The method may further comprise the steps of:
further successively charging the inner heat exchange unit of the partially constructed self-chilling container, until the inner heat exchange unit has received a quantity of second heat exchange medium to chill the consumable material in the self-chilling container, upon subsequent completion of construction of the self-chilling container and actuation of the closure and coolant release valve structure.
The present invention also comprises in part, an apparatus for charging of a heat exchange unit for a self-chilling container, wherein the self-chilling container includes an outer tubular member, an inner heat exchange unit that includes an inner closed end tubular container, and a volume therebetween for the containment of a consumable material, the inner heat exchange unit further including a closure and coolant release valve structure connected to an open end of the closed end tubular container, opposite the closed end of the closed end tubular container, the inner heat exchange unit further including a first heat exchange medium disposed in the closed end tubular container and operably configured for absorbing, under pressure, a second heat exchange medium, whereupon actuation of the closure and coolant release valve structure, the second heat exchange medium is released in gaseous form from the inner heat exchange unit, resulting in a release of heat from the inner heat exchange unit, so that heat is transferred from the consumable material into the inner heat exchange unit.
The apparatus comprises, in a preferred embodiment, a filling machine, having at least one filling head operably connected to a source of second heat exchange medium. At least one refrigerant adapter may be operably connected to a source of refrigerant material. The filling machine may further be operably configured to receive at least one partially constructed self-chilling container.
Means are provided for bringing the at least one partially constructed self-chilling container into operable connection with the at least one refrigerant adapter. Means are also provided for delivering refrigerant into the at least one partially constructed self-chilling container, to substantially surround the inner heat exchange unit.
At least one filling head is operably positionable in juxtaposed relation to the closure and coolant release valve structure of the partially constructed self-chilling container;
Means are provided for supplying second heat exchange medium to the inner heat exchange unit of the partially constructed self-chilling can to at least partially charge the inner heat exchange unit.

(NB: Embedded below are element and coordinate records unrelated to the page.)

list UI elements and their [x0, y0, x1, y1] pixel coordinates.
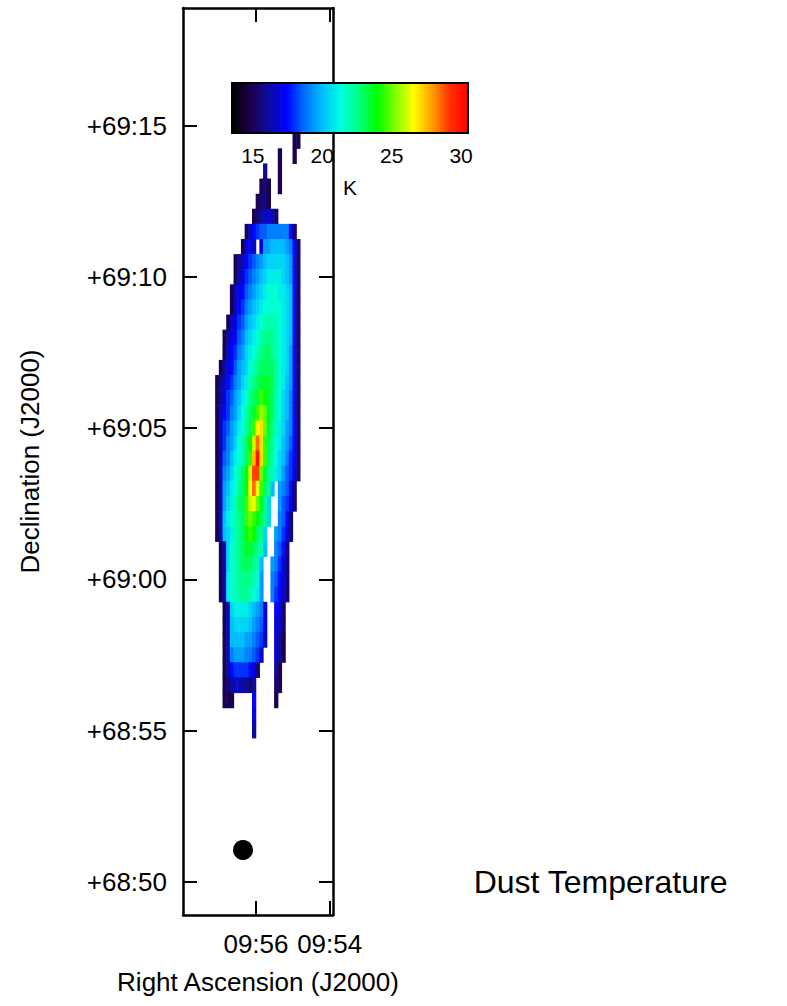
svg-text:+69:15: +69:15 [87, 111, 167, 141]
svg-text:09:54: 09:54 [297, 929, 362, 959]
svg-text:Dust Temperature: Dust Temperature [474, 864, 728, 900]
svg-text:+69:10: +69:10 [87, 262, 167, 292]
svg-text:+68:55: +68:55 [87, 716, 167, 746]
svg-text:15: 15 [241, 144, 264, 167]
svg-text:09:56: 09:56 [223, 929, 288, 959]
svg-text:30: 30 [449, 144, 472, 167]
svg-text:+69:00: +69:00 [87, 564, 167, 594]
svg-text:25: 25 [380, 144, 403, 167]
svg-text:+68:50: +68:50 [87, 867, 167, 897]
svg-text:Right Ascension (J2000): Right Ascension (J2000) [117, 967, 399, 997]
svg-text:20: 20 [311, 144, 334, 167]
svg-text:K: K [343, 176, 357, 199]
svg-text:Declination (J2000): Declination (J2000) [15, 349, 45, 573]
svg-text:+69:05: +69:05 [87, 413, 167, 443]
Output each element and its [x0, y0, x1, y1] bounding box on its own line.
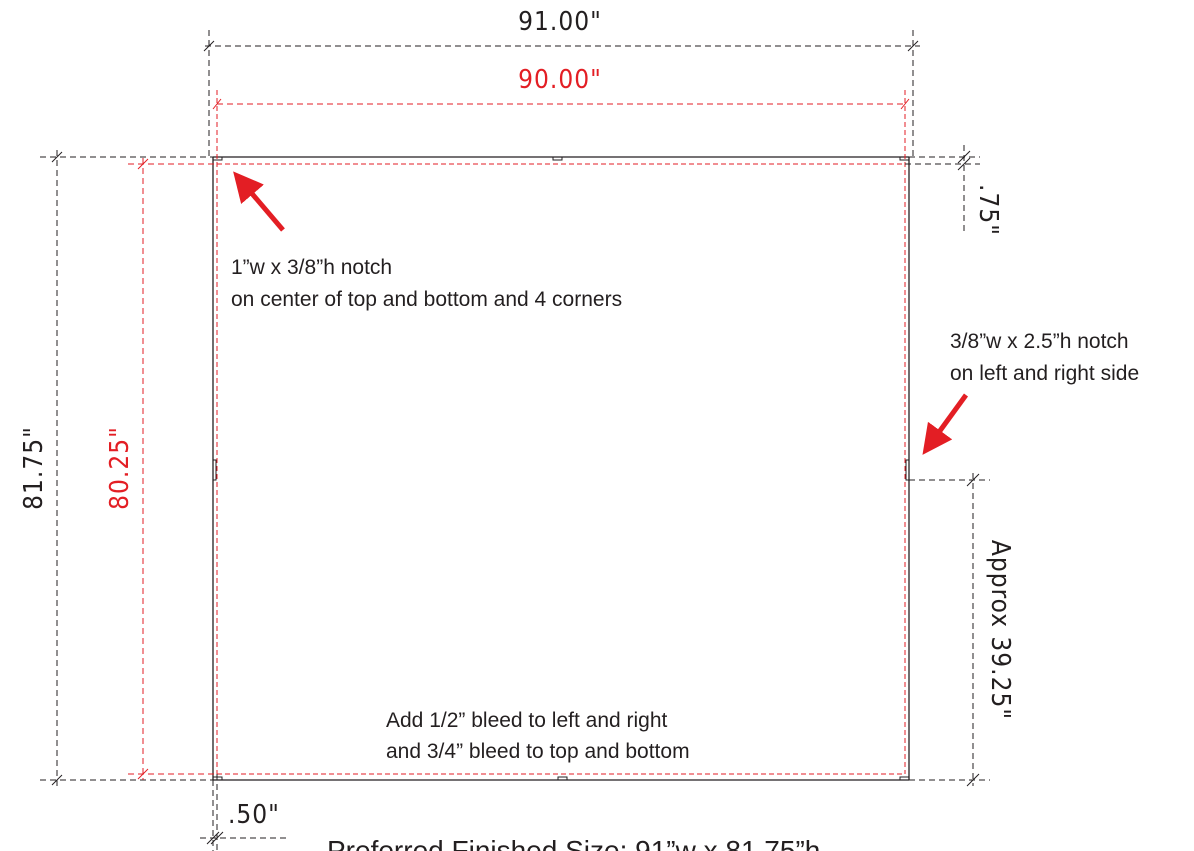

The apparatus may further comprise a supporting puck, for supporting a partially constructed self-chilling container, and operably configured to mate with the at least one refrigerant adapter, to enable refrigerant supplied to the at least one refrigerant adapter to be received through the supporting puck into a coolant passage structure operably configured to surround the inner heat exchange unit of the partially constructed self-chilling container.
The present invention is also directed to a self-heating container for a consumable product, comprising:
an outer consumable material container;
an inner heat exchange unit, including an outer heat exchange shell and an inner frangible membrane, the inner frangible membrane breachably dividing an interior volume of the outer heat exchange shell into a first region and a second region;
a rupture device, operably associated with the inner heat exchange unit and the inner frangible membrane, operably configured to selectively breach the membrane, to place the first and second regions into communication with one another;
a first reactant material stored in the first region;
a second reactant material stored in the second region;
the first and second reactant materials being selected from those materials that are separately and upon reaction with one another, non-toxic, and which produce an exothermic reaction when in each other""s presence.